Length of Segment: 00:03:48
Transcript and audio recording are copyright 1983-2009 Florida International University.
Interviewer: Was hiking a popular pastime?
MSD: Well, at one point in my life, I think the summer of my junior year in college; I got a job as
counselor for a small girls' camp in Maine. Well, in college we just walked miles and miles and miles.

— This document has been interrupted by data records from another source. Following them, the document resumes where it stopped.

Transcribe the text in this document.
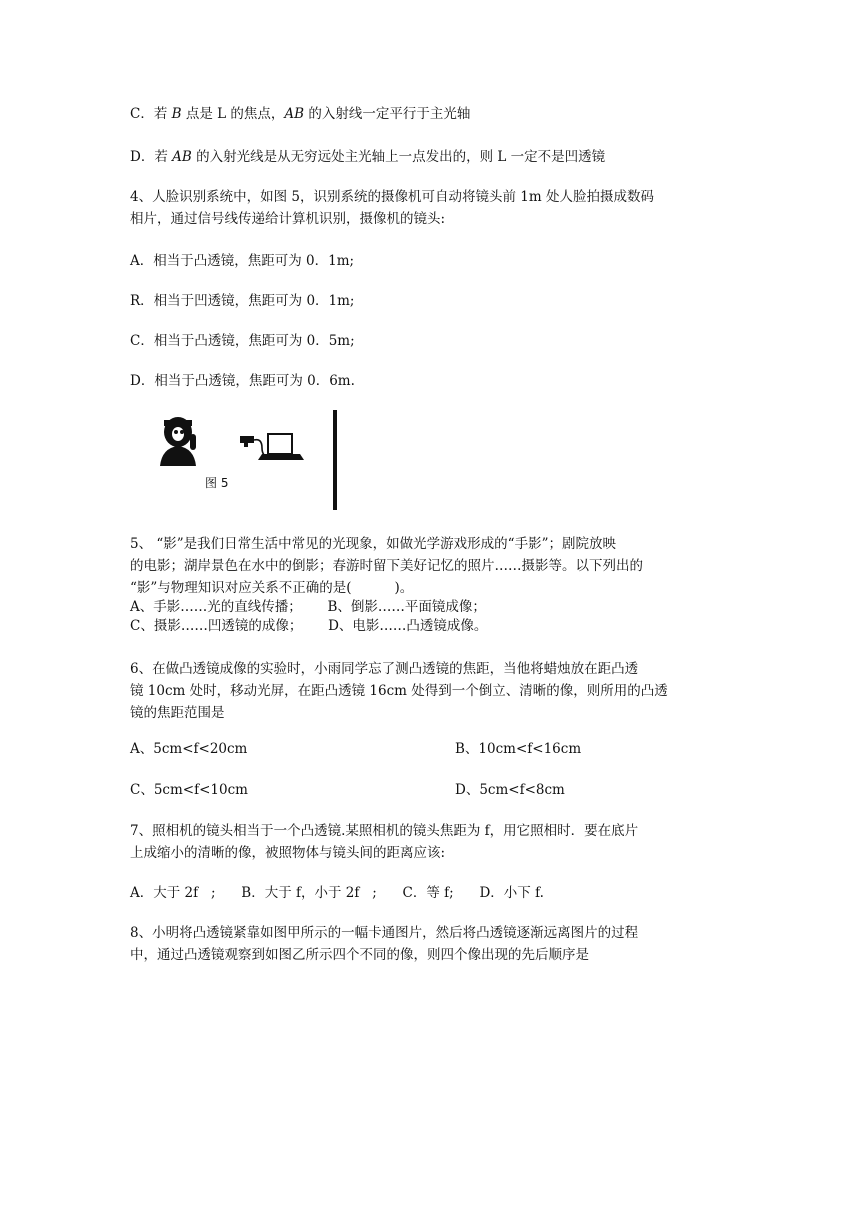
C．若 B 点是 L 的焦点，AB 的入射线一定平行于主光轴
D．若 AB 的入射光线是从无穷远处主光轴上一点发出的，则 L 一定不是凹透镜
4、人脸识别系统中，如图 5，识别系统的摄像机可自动将镜头前 1m 处人脸拍摄成数码
相片，通过信号线传递给计算机识别，摄像机的镜头:
A．相当于凸透镜，焦距可为 0．1m;
R．相当于凹透镜，焦距可为 0．1m;
C．相当于凸透镜，焦距可为 0．5m;
D．相当于凸透镜，焦距可为 0．6m.
图 5
5、 “影”是我们日常生活中常见的光现象，如做光学游戏形成的“手影”；剧院放映
的电影；湖岸景色在水中的倒影；春游时留下美好记忆的照片……摄影等。以下列出的
“影”与物理知识对应关系不正确的是(          )。
A、手影……光的直线传播；      B、倒影……平面镜成像；
C、摄影……凹透镜的成像；      D、电影……凸透镜成像。
6、在做凸透镜成像的实验时，小雨同学忘了测凸透镜的焦距，当他将蜡烛放在距凸透
镜 10cm 处时，移动光屏，在距凸透镜 16cm 处得到一个倒立、清晰的像，则所用的凸透
镜的焦距范围是
A、5cm<f<20cm	B、10cm<f<16cm
C、5cm<f<10cm	D、5cm<f<8cm
7、照相机的镜头相当于一个凸透镜.某照相机的镜头焦距为 f，用它照相时．要在底片
上成缩小的清晰的像，被照物体与镜头间的距离应该:
A．大于 2f   ;      B．大于 f，小于 2f   ;      C．等 f;      D．小下 f.
8、小明将凸透镜紧靠如图甲所示的一幅卡通图片，然后将凸透镜逐渐远离图片的过程
中，通过凸透镜观察到如图乙所示四个不同的像，则四个像出现的先后顺序是
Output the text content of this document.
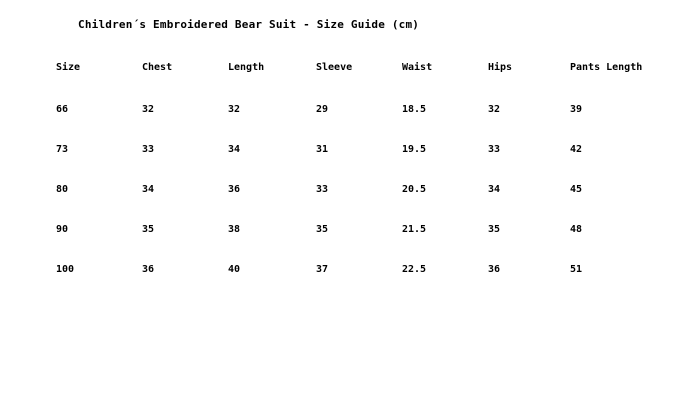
Children´s Embroidered Bear Suit - Size Guide (cm)
Size	Chest	Length	Sleeve	Waist	Hips	Pants Length
66	32	32	29	18.5	32	39
73	33	34	31	19.5	33	42
80	34	36	33	20.5	34	45
90	35	38	35	21.5	35	48
100	36	40	37	22.5	36	51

We didn't call it hiking in those days; you just went for long walks. You walked for fifteen miles at a
time, sometimes even in the very cold weather. Go somewhere for a picnic; we did a lot of hiking and
that sort of thing without... we didn't backpack or anything, we just took long walks. Then when I was
counselor of a kids' camp in Maine, and I, going up on the boat from Boston with the girls and the
people that run the camp on Long Lake in Maine, I suddenly realized at that time, I couldn't swim. I'd
been in and out of the water all the time, but somehow I never really learned to swim, and I suddenly
realized I was responsible for these kids swimming and I'd been in canoes and all that without really
being... I doubt very much that I could have drown, really, I'd been in and out of the water so many
times, but I was not, technically, a swimmer. Fortunately, I had read a newspaper account only a few
days before, it must have stuck in my mind. It said in a perfectly simple way to learn to swim or to teach
swimming is to do a dead man's float, you know, learn to float flat out with your face in the water, pick
up your face and swim, that's all. So by George, when I first got up to the camp, I took myself around
the corner of the little pier and did a dead man's float and found myself swimming, you know, any kind
of a dog paddle. You know, I had all the kids in camp swimming in twenty minutes; nothing to that. And
then we all learned to swim together, as it were, we learned different strokes and I knew about that in
general, and, you know, a dog paddle and a breast stroke and an Australian crawl and all that, so we
were all swimming in no time. And I knew about canoeing, anyway, and I had them all canoeing and all
that and we didn't do anything with sailing boats, just canoes. And we did a lot of hiking that summer.
We went hiking and spent, we went hiking up Mt. Monadnock, spent the night sleeping at the top of the
mountain, things like that. Just a small girls' camp, so it was a small group, so it was great fun. So that
was my really first professional interest, and I never did it again, really, but... Down here this wasn't
hiking country in those days, it was swimming, of course, and a great deal of dancing in the open air.
Saturday night dances at the Roney Plaza, and you'd end up by going swimming and going for breakfast
somewhere. So every Saturday night, dances were marvelous in the moonlight with a good band and so
on, so that was really, swimming and dancing were my chief exercises. Swimming, dancing and
canoeing, you might say.
Interviewer: That sounds marvelous.
MSD: Well, it was, it was...
Interviewer: You went all night?
MSD: It would go on as long as you could stand it, as long as you wanted to. Nobody could stop you. If
you wanted to go in swimming then put some clothes on and go and have breakfast in the early
morning, you could. Or you could quit at any time you wanted to. There was no regular rule about it. I
very rarely stayed up till dawn, because I'd get sleepy. But even after I built this house, we, a lot of us,
would be doing that swimming and dancing business from here, from Coconut Grove.